Our Say

Iran threat

The failure of the attack shows that despite the belligerence of Tehran's rhetoric.

Projectiles being intercepted over the Dome of the Rock in Jerusalem. Screenshot: X
Projectiles being intercepted over the Dome of the Rock in Jerusalem. Screenshot: X

For the first time, Iran has directly attacked Israel. Instead of using proxies to do its dirty work, the Islamic Republic over the weekend launched hundreds of drones, ballistic and cruise missiles at the Jewish state.

Fortunately, almost all were intercepted, many before reaching Israeli airspace. Sadly, a seven-year-old Bedouin girl was critically injured from shrapnel.

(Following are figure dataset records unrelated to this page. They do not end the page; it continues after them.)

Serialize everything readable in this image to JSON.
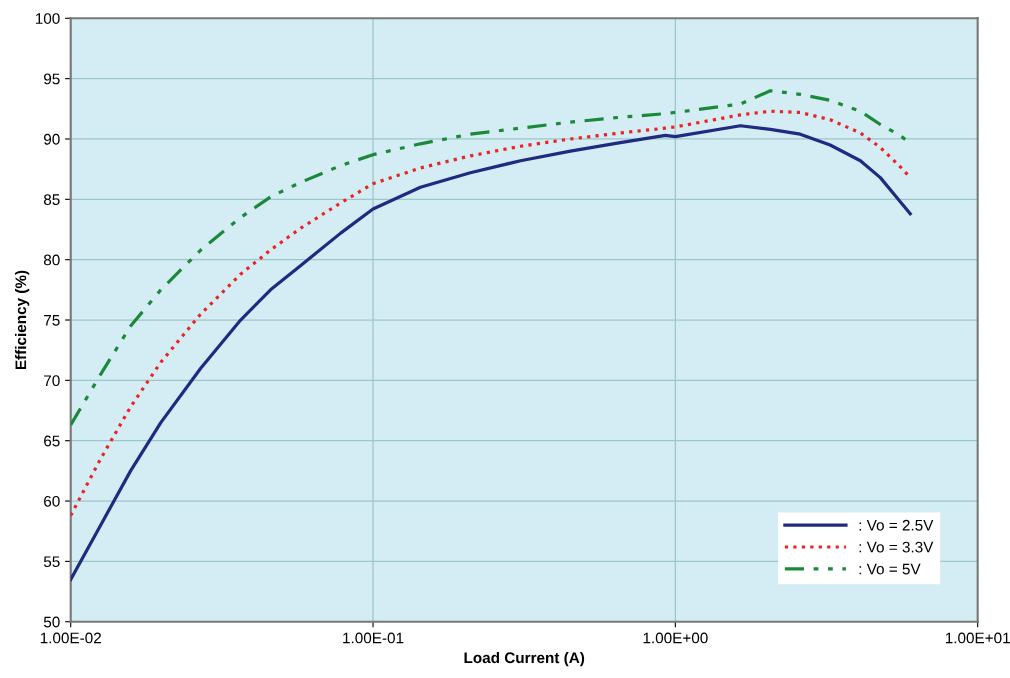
{
  "chart_data": {
    "type": "line",
    "xlabel": "Load Current (A)",
    "ylabel": "Efficiency (%)",
    "log": "x",
    "xlim": [
      0.01,
      10
    ],
    "xticks": [
      {
        "value": 0.01,
        "label": "1.00E-02"
      },
      {
        "value": 0.1,
        "label": "1.00E-01"
      },
      {
        "value": 1,
        "label": "1.00E+00"
      },
      {
        "value": 10,
        "label": "1.00E+01"
      }
    ],
    "ylim": [
      50,
      100
    ],
    "yticks": [
      50,
      55,
      60,
      65,
      70,
      75,
      80,
      85,
      90,
      95,
      100
    ],
    "grid": true,
    "legend": "bottom right",
    "marker": "none",
    "x": [
      0.01,
      0.01256,
      0.01578,
      0.01986,
      0.02692,
      0.03648,
      0.04581,
      0.05754,
      0.07816,
      0.1,
      0.1435,
      0.2099,
      0.3076,
      0.4498,
      0.6577,
      0.9268,
      1.0,
      1.641,
      2.061,
      2.588,
      3.251,
      4.093,
      4.764,
      5.546,
      5.984
    ],
    "series": [
      {
        "name": ": Vo = 2.5V",
        "color": "#1f2a80",
        "line_style": "solid",
        "values": [
          53.5,
          58,
          62.5,
          66.5,
          71,
          75,
          77.5,
          79.5,
          82.2,
          84.2,
          86,
          87.2,
          88.2,
          89,
          89.7,
          90.3,
          90.2,
          91.1,
          90.8,
          90.4,
          89.5,
          88.2,
          86.8,
          84.8,
          83.8
        ]
      },
      {
        "name": ": Vo = 3.3V",
        "color": "#ee2222",
        "line_style": "dotted",
        "values": [
          58.8,
          63.5,
          67.8,
          71.5,
          75.5,
          78.8,
          80.8,
          82.6,
          84.7,
          86.3,
          87.6,
          88.6,
          89.4,
          90.0,
          90.5,
          90.9,
          91.0,
          92.0,
          92.3,
          92.2,
          91.6,
          90.5,
          89.3,
          87.7,
          86.8
        ]
      },
      {
        "name": ": Vo = 5V",
        "color": "#1a8a3a",
        "line_style": "dashdot",
        "values": [
          66.3,
          70.5,
          74.5,
          77.5,
          80.8,
          83.5,
          85.2,
          86.4,
          87.8,
          88.7,
          89.6,
          90.4,
          90.9,
          91.4,
          91.8,
          92.1,
          92.2,
          92.9,
          94.0,
          93.7,
          93.2,
          92.3,
          91.2,
          90.3,
          89.6
        ]
      }
    ]
  }
}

The failure of the attack shows that despite the belligerence of Tehran’s rhetoric, it not only currently lacks the means to directly assault Israel but may have also overplayed its hand in its attempt to do so. The Western world, including Australia, swung firmly behind Israel in a near universal condemnation of Iran’s actions.

The failure also proved that Israel’s security relationships with its allies and neighbours are ironclad, no matter how much the Arab states – those with whom Israel has relations and those with whom it does not – speak disapprovingly about the war in Gaza. Jordan and even Saudi Arabia were instrumental in the defence operation.

It flies in the face of Penny Wong’s claim last week that “the normalisation agenda … cannot proceed without progress on Palestinian statehood”.

Clearly the Arab states and Saudi Arabia understand something that Wong does not; Iran’s destabilising agenda, not the Israeli-Palestinian conflict, is the main game that informs the strategic decisions made by governments in the region.

The other thing our Foreign Minister needs to understand was laid out very clearly by Liberal backbencher Julian Leeser this week: “Australia has nothing in common with Iran, we must cut ties with this despotic regime.” We will add: it is also time, as a Senate Committee has already recommended, to proscribe Iran’s Islamic Revolutionary Guards Corps (IRGC) as a terrorist organisation.

There is nothing positive to gain from our diplomatic relationship with Tehran; all it does is lend legitimacy and cover to a tyrannical regime that tortures and kills its own citizens, persecutes women and spreads terror around the world.

Penny Wong may have made a catastrophic blunder last week in laying out the case for prematurely recognising a Palestinian state, but Iran’s unprecedented attack on Israel over the weekend has presented the her with an opportunity to learn a lesson. Let us pray she does not squander it.